Queuing Models and Analyses of Traffic Control

Abstract

This dissertation investigates queuing modeling and related analyses of traffic control at signalized intersections and ramp meters. A primary goal in this dissertation is to apply queuing theory to vehicular traffic control systems, including adaptive traffic signal control, fixed-time traffic signal control, actuated traffic signal control and ramp metering control.First, a simple two-phase traffic adaptive control scheme is studied, where the traffic signal serves one queue until it dissipates and then serves the accumulated queue in the other direction. Distribution of cycle length and average delay at steady-state is obtained by an iterative algorithm.Second, a two-phase fixed-time signal control for an isolated intersection with Poisson arrivals is modeled and analyzed. Distribution of residual queue length and average delay is calculated cycle by cycle until the steady state is reached.Third, an eight-phase actuated signal control is analyzed. Distribution of actuated phase length, corresponding residual queue and delay at steady-state is obtained by iterative algorithm.

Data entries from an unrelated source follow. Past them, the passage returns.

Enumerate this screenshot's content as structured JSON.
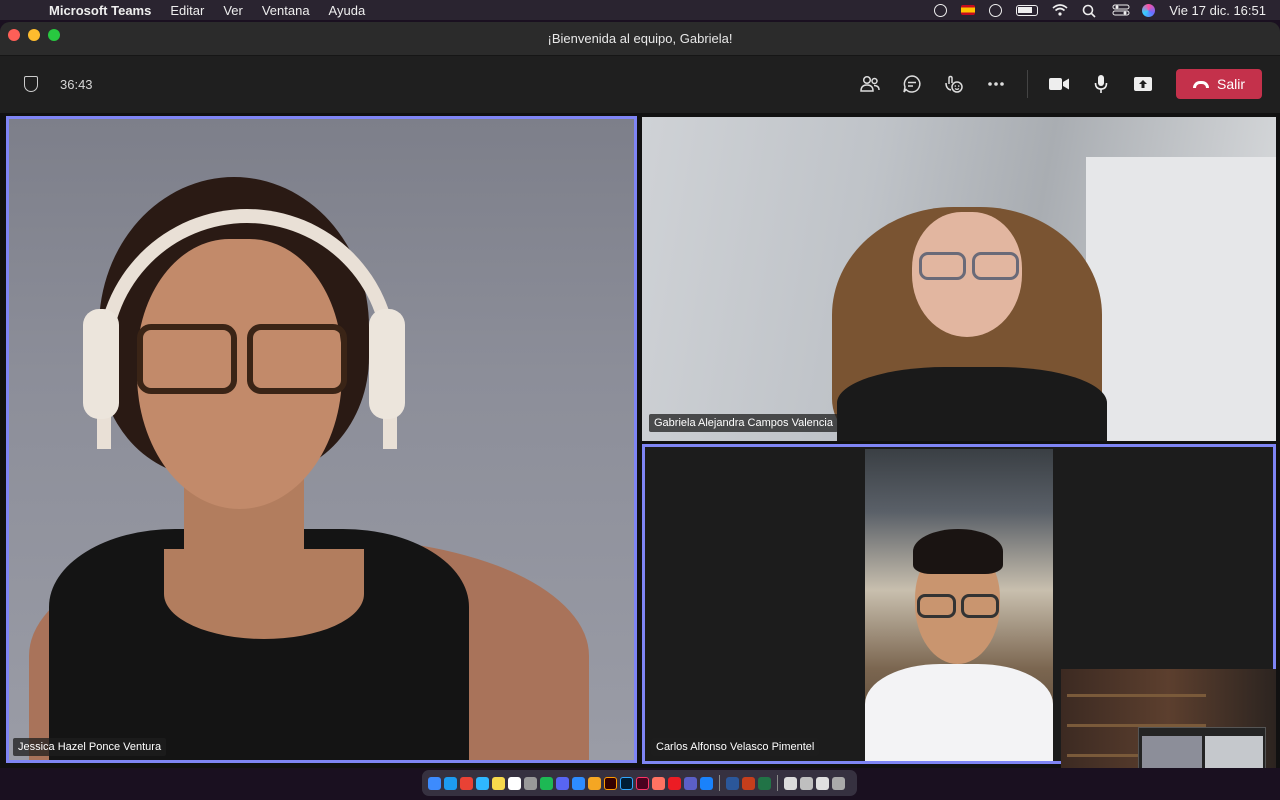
{
  "menubar": {
    "apple_symbol": "",
    "app_name": "Microsoft Teams",
    "menus": [
      "Editar",
      "Ver",
      "Ventana",
      "Ayuda"
    ],
    "datetime": "Vie 17 dic.  16:51",
    "status_icons": [
      "play-circle-icon",
      "spain-flag-icon",
      "info-icon",
      "battery-icon",
      "wifi-icon",
      "search-icon",
      "control-center-icon",
      "siri-icon"
    ]
  },
  "window": {
    "title": "¡Bienvenida al equipo, Gabriela!"
  },
  "toolbar": {
    "timer": "36:43",
    "leave_label": "Salir",
    "leave_color": "#c4314b",
    "buttons": [
      "participants-icon",
      "chat-icon",
      "reactions-icon",
      "more-options-icon",
      "camera-icon",
      "microphone-icon",
      "share-screen-icon"
    ]
  },
  "participants": [
    {
      "name": "Jessica Hazel Ponce Ventura",
      "active_speaker": true
    },
    {
      "name": "Gabriela Alejandra Campos Valencia",
      "active_speaker": false
    },
    {
      "name": "Carlos Alfonso Velasco Pimentel",
      "active_speaker": true
    }
  ],
  "accent_color": "#7f85f5",
  "dock": {
    "apps": [
      "finder",
      "app-store",
      "chrome",
      "messages",
      "notes",
      "calendar",
      "photos",
      "spotify",
      "discord",
      "zoom",
      "pages",
      "illustrator",
      "photoshop",
      "indesign",
      "figma",
      "acrobat",
      "teams",
      "keynote",
      "word",
      "excel",
      "powerpoint",
      "downloads",
      "preview",
      "trash"
    ]
  }
}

The other direction, whose phase length is determined by the actuated phase, is then analyzed analytically.The last model analyzes a ramp metering system. By developing a state transition matrix and corresponding steady-state equations, the steady-state queue length distribution can be calculated analytically. Comparing the model results with an occupancy measure of an upstream ramp detector allows one to estimate the arrival rate at the ramp meter.In all of the queuing models developed for the above applications, iterative algorithms are developed to calculate steady probabilities for various measures. The results from the algorithms are compared with those obtained from simulations. In all cases they matched well.